# seminole bateau



## ga-atm (Jun 19, 2010)

anyone know anything about these. i just got 1 and know nothing.


----------



## brittonl (Jun 20, 2010)

Never have owned one, but have seen them and actually looked at buying one years ago. Main thing is that they are fiberglass ....... and that scares me a little to much in my environments. Sure it is a good boat though. Good luck!


----------



## devolve (Jun 20, 2010)

I had one and it was NOT fiberglass. It was a 17X56 if I remember corectly with a 27hp PD on it. Very stable, turned on a dime (step chine) and carried a load well.

post up some pictures so we can see which model you have


----------



## Mark K (Jun 20, 2010)

If you've already bought one it's a little late to be asking questions about it. It's a boat generally powered by a mud-motor. Yes most are fiberglass, but I wouldn't worry about it. I had one that would go anywhere as long as the prop had enough mud to dig in. I've crossed oyster bars, rocks, logs, etc. to get where the ducks were. I've seen them slip off the trailers on launch and be slid into the water and hunted out of without any worry whatsoever. If your worried about it - why did you buy it?


----------



## Nitro (Jun 20, 2010)

PM dep6 here on the board. He can give you some details about the Dixon boats.......


----------



## ga-atm (Jun 20, 2010)

thanks everyone


----------



## ga-atm (Jun 20, 2010)

tried to post a pic and keep failing. it is a 1995 hull 16 foot long with a 1999 23hp go devil


----------



## Dep6 (Jun 20, 2010)

PM back at you.


----------



## brittonl (Jun 20, 2010)

devolve said:


> I had one and it was NOT fiberglass. It was a 17X56 if I remember corectly with a 27hp PD on it. Very stable, turned on a dime (step chine) and carried a load well.
> 
> post up some pictures so we can see which model you have



Sorry if I am mistaken here, not trying to give wrong information. I was pretty sure they were fiberglass though, but have never owned one. Thin aluminum scares me enough though while running a mud motor on the back. Put a hole in my WarEagle this past year while running shallows and could only imagine if it were a fiberglass rig. Wish you the best though and I bet it is a great boat in a lot of applications. Good luck!


----------



## ga-atm (Jun 20, 2010)

thanks and it is fiberglass, but it is very thick


----------



## devolve (Jun 21, 2010)

brittonl said:


> Sorry if I am mistaken here, not trying to give wrong information. I was pretty sure they were fiberglass though, but have never owned one.

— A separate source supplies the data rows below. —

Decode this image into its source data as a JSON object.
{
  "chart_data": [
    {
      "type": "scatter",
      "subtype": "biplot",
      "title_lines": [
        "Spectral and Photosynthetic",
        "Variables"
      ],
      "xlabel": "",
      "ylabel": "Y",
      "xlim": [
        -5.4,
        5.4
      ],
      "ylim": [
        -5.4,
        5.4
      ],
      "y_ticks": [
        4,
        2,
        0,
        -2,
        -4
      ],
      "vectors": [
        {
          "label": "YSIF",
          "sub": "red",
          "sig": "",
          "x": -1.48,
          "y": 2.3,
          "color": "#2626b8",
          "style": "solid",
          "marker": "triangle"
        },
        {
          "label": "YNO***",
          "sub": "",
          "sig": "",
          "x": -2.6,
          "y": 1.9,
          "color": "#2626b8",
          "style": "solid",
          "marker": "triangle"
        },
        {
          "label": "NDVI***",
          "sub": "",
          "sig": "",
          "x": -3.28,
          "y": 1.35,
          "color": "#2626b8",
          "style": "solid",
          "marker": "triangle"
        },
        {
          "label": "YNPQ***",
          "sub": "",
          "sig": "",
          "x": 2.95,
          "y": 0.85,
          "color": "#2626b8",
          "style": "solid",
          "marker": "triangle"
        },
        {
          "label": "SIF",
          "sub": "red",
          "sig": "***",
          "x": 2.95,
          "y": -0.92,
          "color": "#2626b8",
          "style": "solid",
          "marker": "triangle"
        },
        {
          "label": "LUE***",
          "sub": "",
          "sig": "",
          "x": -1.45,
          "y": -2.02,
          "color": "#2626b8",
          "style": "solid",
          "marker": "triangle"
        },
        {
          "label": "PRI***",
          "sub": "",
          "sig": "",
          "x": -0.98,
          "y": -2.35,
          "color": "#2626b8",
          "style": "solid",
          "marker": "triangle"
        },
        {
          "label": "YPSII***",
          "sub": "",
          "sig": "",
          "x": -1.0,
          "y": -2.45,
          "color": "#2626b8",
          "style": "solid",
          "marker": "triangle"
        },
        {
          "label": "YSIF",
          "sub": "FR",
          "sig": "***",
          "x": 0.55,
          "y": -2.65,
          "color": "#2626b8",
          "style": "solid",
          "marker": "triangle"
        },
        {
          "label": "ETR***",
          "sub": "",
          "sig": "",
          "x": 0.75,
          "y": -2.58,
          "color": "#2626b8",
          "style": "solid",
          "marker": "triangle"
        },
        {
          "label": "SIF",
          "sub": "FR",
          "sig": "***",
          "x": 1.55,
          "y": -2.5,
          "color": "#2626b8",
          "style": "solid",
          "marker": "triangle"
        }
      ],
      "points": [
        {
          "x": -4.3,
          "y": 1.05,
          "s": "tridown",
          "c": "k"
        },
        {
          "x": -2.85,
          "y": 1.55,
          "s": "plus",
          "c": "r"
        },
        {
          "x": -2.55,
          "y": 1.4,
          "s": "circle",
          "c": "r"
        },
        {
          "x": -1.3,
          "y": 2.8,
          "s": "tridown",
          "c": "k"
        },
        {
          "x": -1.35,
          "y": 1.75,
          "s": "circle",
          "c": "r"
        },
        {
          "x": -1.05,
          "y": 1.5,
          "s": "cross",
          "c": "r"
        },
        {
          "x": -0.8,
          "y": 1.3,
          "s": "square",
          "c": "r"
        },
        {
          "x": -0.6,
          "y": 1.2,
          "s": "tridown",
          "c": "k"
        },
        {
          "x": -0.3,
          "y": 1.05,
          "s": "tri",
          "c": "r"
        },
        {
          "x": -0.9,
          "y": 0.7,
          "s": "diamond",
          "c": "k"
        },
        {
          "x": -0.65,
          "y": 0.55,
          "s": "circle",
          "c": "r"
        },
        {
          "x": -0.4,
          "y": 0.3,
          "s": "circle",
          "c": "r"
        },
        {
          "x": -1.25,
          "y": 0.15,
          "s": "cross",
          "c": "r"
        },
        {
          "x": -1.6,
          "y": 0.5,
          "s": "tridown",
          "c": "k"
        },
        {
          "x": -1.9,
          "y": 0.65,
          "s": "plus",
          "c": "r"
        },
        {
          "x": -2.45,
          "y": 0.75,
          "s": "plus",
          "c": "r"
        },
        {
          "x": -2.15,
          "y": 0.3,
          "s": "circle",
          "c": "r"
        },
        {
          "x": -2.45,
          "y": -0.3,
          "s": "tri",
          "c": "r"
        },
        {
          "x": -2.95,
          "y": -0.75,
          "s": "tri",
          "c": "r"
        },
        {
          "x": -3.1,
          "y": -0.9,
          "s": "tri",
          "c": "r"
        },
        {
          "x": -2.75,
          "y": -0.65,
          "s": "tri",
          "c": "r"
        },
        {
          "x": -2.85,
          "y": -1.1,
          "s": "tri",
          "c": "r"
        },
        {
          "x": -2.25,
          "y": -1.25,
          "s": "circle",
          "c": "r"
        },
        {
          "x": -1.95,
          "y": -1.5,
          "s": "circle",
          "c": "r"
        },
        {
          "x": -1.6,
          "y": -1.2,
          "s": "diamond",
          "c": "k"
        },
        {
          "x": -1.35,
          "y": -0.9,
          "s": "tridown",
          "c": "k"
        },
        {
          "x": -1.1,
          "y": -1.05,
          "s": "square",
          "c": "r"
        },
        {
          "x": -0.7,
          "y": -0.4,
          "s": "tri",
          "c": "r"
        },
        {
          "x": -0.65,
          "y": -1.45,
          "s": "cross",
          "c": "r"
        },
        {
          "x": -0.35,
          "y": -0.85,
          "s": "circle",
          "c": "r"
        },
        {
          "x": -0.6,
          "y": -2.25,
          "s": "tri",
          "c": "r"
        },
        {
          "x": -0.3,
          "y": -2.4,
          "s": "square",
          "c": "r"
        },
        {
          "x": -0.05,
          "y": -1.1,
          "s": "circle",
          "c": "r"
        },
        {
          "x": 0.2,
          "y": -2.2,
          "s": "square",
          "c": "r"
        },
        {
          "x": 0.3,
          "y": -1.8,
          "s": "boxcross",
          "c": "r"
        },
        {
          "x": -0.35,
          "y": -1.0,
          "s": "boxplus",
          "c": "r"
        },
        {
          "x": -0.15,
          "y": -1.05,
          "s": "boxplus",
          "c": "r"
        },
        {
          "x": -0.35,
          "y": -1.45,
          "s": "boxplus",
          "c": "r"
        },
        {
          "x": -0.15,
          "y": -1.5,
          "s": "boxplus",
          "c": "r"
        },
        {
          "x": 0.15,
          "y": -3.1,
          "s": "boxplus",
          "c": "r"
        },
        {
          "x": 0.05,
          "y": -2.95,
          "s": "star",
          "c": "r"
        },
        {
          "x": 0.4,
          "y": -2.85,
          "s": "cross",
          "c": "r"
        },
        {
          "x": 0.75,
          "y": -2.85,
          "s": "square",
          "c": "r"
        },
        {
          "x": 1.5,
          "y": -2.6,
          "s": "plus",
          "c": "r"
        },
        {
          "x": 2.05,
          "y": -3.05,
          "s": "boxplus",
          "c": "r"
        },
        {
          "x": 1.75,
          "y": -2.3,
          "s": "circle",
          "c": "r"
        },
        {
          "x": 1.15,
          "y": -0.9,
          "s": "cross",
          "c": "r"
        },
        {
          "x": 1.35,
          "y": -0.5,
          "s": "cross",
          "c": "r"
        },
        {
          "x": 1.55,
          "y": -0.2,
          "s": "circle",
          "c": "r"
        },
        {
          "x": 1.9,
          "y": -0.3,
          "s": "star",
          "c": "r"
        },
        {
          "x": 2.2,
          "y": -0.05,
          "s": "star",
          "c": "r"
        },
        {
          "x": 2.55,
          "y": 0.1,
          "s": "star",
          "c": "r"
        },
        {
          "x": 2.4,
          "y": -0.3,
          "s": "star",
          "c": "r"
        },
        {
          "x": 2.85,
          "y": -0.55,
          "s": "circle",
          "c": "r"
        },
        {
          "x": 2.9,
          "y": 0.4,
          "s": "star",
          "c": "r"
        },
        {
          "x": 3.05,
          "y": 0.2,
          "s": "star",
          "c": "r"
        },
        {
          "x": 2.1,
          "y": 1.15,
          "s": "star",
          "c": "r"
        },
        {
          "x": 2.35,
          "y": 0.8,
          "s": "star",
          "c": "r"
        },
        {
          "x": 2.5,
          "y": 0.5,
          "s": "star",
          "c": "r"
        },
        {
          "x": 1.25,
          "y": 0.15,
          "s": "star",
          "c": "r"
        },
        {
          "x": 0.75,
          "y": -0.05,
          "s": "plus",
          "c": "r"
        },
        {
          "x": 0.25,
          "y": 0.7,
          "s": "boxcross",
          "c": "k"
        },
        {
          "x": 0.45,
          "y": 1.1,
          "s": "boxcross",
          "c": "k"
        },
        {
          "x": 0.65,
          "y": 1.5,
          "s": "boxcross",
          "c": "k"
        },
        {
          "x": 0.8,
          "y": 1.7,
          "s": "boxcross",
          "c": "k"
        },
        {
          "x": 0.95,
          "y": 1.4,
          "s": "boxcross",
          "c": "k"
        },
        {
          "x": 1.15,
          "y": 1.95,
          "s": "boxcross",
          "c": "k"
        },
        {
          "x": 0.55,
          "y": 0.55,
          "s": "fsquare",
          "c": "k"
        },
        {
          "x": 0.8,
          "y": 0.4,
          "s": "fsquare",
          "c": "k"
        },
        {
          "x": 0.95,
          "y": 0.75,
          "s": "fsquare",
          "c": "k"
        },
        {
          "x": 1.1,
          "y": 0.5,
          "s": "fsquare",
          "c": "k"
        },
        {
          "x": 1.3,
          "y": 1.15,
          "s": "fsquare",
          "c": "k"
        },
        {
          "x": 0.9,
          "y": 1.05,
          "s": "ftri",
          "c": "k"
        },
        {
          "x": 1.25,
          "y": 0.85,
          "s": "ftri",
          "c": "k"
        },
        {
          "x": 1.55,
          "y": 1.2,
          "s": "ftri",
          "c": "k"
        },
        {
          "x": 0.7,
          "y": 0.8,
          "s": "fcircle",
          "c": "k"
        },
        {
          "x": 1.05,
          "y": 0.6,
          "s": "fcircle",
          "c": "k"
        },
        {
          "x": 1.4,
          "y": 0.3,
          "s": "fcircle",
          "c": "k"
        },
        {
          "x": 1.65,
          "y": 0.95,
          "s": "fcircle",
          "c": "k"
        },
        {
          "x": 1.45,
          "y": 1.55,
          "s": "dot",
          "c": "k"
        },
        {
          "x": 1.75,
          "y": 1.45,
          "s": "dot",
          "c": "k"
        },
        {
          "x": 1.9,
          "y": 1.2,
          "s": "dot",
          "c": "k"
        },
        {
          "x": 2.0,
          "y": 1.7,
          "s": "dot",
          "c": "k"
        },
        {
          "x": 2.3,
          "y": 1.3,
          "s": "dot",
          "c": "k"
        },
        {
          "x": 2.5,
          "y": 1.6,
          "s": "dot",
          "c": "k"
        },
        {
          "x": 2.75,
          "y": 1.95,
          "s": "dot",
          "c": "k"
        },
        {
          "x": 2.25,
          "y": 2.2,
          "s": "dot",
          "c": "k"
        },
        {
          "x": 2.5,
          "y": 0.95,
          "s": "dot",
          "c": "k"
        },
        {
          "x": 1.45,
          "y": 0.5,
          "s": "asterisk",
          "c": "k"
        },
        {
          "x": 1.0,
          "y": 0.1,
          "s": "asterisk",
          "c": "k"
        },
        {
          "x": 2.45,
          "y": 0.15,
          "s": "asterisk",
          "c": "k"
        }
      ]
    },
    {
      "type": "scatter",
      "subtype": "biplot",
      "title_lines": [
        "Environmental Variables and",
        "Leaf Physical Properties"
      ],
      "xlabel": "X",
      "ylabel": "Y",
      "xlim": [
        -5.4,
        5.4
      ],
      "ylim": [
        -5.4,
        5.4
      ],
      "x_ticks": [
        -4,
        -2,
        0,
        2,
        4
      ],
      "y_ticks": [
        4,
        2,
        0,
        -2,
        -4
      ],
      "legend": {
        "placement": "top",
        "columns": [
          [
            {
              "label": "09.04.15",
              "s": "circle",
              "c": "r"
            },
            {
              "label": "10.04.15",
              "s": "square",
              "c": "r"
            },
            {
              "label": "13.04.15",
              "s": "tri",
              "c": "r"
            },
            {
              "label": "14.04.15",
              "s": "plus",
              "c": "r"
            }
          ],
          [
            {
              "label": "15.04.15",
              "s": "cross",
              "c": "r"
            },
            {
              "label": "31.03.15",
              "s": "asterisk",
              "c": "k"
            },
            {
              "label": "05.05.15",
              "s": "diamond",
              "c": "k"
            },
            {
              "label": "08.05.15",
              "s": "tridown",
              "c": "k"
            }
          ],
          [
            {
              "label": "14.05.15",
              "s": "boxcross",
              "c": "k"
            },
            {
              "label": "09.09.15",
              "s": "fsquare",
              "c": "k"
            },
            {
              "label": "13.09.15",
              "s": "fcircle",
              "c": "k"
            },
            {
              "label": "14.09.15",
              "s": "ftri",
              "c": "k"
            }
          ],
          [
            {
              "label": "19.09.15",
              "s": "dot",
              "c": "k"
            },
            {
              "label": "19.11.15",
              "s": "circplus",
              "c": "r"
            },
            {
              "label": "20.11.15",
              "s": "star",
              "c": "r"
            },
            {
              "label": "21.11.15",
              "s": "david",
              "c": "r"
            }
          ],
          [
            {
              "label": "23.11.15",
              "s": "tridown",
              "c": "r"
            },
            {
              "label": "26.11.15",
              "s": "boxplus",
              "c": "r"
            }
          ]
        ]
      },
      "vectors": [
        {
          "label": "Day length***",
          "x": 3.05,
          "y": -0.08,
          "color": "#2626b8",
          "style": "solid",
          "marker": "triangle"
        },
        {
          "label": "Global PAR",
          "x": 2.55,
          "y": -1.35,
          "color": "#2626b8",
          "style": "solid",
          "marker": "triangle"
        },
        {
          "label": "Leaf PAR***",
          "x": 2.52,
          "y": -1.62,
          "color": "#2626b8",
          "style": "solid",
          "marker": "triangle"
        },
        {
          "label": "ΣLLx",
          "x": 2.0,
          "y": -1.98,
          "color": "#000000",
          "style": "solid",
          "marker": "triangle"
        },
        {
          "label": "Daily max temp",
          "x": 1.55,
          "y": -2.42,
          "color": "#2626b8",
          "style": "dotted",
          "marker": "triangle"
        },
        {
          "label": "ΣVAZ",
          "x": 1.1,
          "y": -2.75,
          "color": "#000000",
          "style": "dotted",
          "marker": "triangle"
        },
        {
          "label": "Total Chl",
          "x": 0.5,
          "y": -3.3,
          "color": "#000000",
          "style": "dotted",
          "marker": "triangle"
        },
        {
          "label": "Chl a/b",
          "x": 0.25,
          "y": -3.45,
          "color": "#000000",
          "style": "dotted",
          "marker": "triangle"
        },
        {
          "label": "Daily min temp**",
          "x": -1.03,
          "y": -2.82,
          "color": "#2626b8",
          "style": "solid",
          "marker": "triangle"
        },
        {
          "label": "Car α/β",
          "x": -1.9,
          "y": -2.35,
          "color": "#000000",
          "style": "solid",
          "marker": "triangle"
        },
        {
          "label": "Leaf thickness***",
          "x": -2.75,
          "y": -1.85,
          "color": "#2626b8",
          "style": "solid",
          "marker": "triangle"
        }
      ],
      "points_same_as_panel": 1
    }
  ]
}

the one I had was built by airboats unlimited and was titled as a "seminole bateau". It was .125 gauge and very heavy duty. It was a great boat, wish I still had it now. 

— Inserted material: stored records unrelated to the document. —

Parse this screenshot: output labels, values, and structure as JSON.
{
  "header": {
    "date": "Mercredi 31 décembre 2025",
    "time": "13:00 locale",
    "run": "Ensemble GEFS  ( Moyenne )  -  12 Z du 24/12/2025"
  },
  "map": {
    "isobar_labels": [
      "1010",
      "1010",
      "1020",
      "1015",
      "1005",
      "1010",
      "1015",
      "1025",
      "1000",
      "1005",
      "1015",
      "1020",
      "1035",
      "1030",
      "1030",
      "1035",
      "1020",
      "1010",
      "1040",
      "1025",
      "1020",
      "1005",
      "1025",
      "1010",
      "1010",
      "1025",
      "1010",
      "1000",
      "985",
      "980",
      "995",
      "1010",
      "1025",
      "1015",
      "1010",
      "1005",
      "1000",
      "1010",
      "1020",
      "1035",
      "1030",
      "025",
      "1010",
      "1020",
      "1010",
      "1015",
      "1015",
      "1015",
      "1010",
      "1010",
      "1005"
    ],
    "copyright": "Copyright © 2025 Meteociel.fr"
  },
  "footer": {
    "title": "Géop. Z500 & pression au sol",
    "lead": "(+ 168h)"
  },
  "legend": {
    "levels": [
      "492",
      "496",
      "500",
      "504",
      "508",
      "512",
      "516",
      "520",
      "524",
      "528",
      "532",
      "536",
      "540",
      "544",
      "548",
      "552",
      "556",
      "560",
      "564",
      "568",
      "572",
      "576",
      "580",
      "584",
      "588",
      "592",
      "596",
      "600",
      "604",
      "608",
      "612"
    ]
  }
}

If you go to airboats unlimiteds website you will see they make both aluminum and fiberglass hulls. Im not sure if they make the one I had anymore.


----------



## florida boy (Jun 22, 2010)

We have one of the first ones made and it has lasted for years . The original ones were wood coated in fiberglass . We have to get the bottom recoated every couple of years . They are tanks but one of the only non aluminum boats I would trust in the stump fields of our local lakes .


----------



## Dep6 (Jun 23, 2010)

FB I agree with you, mine has been a work horse and have been well satisified with mine, even to 10 years owning her!! Mine a 2000 model.


----------



## Core Lokt (Jun 23, 2010)

Never duck hunted out of one but I've gator hunted in one. If you knock a hole in it you shouldn't have been where you were. tough boats!!


----------



## bogeyfree31 (Jun 23, 2010)

devolve said:


> the one I had was built by airboats unlimited and was titled as a "seminole bateau". It was .125 gauge and very heavy duty. It was a great boat, wish I still had it now.
> 
> If you go to airboats unlimiteds website you will see they make both aluminum and fiberglass hulls. Im not sure if they make the one I had anymore.

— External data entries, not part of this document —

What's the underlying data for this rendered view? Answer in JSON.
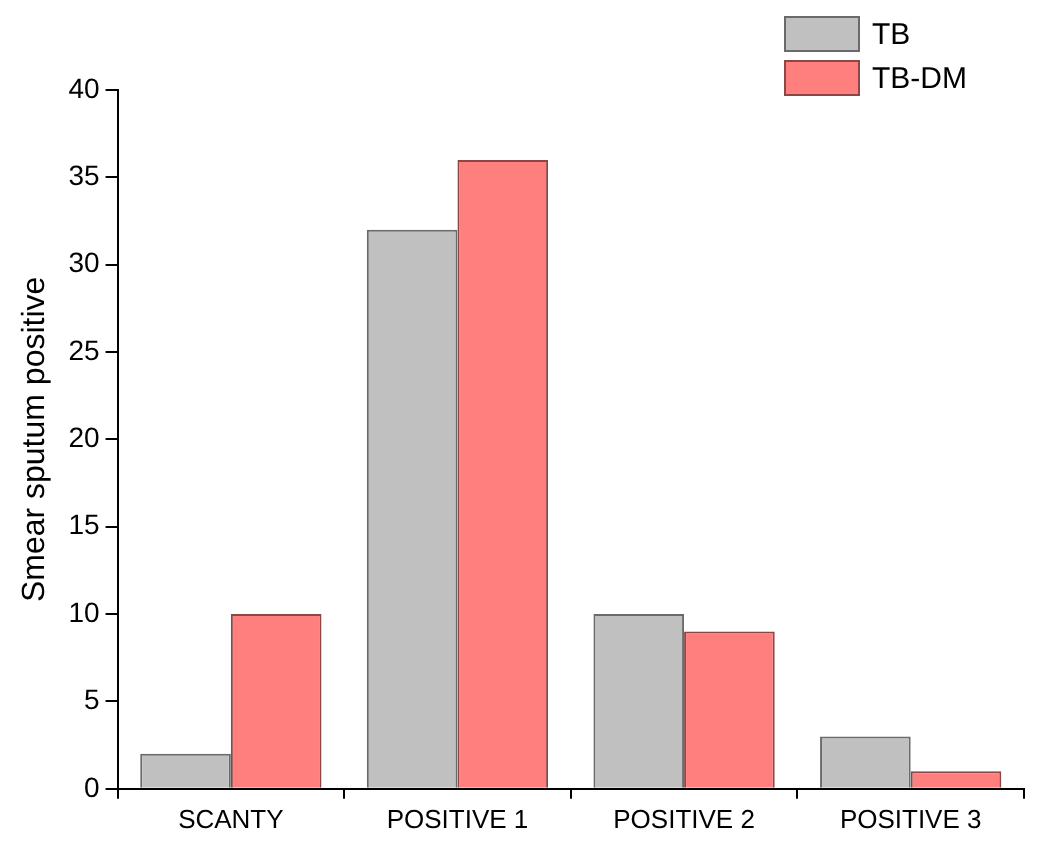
{
  "chart_data": {
    "type": "bar",
    "ylabel": "Smear sputum positive",
    "categories": [
      "SCANTY",
      "POSITIVE 1",
      "POSITIVE 2",
      "POSITIVE 3"
    ],
    "series": [
      {
        "name": "TB",
        "color": "#c0c0c0",
        "values": [
          2,
          32,
          10,
          3
        ]
      },
      {
        "name": "TB-DM",
        "color": "#ff7f7f",
        "values": [
          10,
          36,
          9,
          1
        ]
      }
    ],
    "ylim": [
      0,
      40
    ],
    "yticks": [
      0,
      5,
      10,
      15,
      20,
      25,
      30,
      35,
      40
    ],
    "grid": false,
    "legend": "top right"
  }
}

He still makes them.  I was just at his shop putting a new 35 surface drive on mine.

I bought mine used with 14hrs on it from a guy in Palm Beach that was getting an airboat built.   I know the gatortrax guys love their boat, but I wouldn't trade mine for nothing.

The day I bought it.






Now





I had his fiberglass boat also, but with so much time spend at the coast, I changed to aluminum.


----------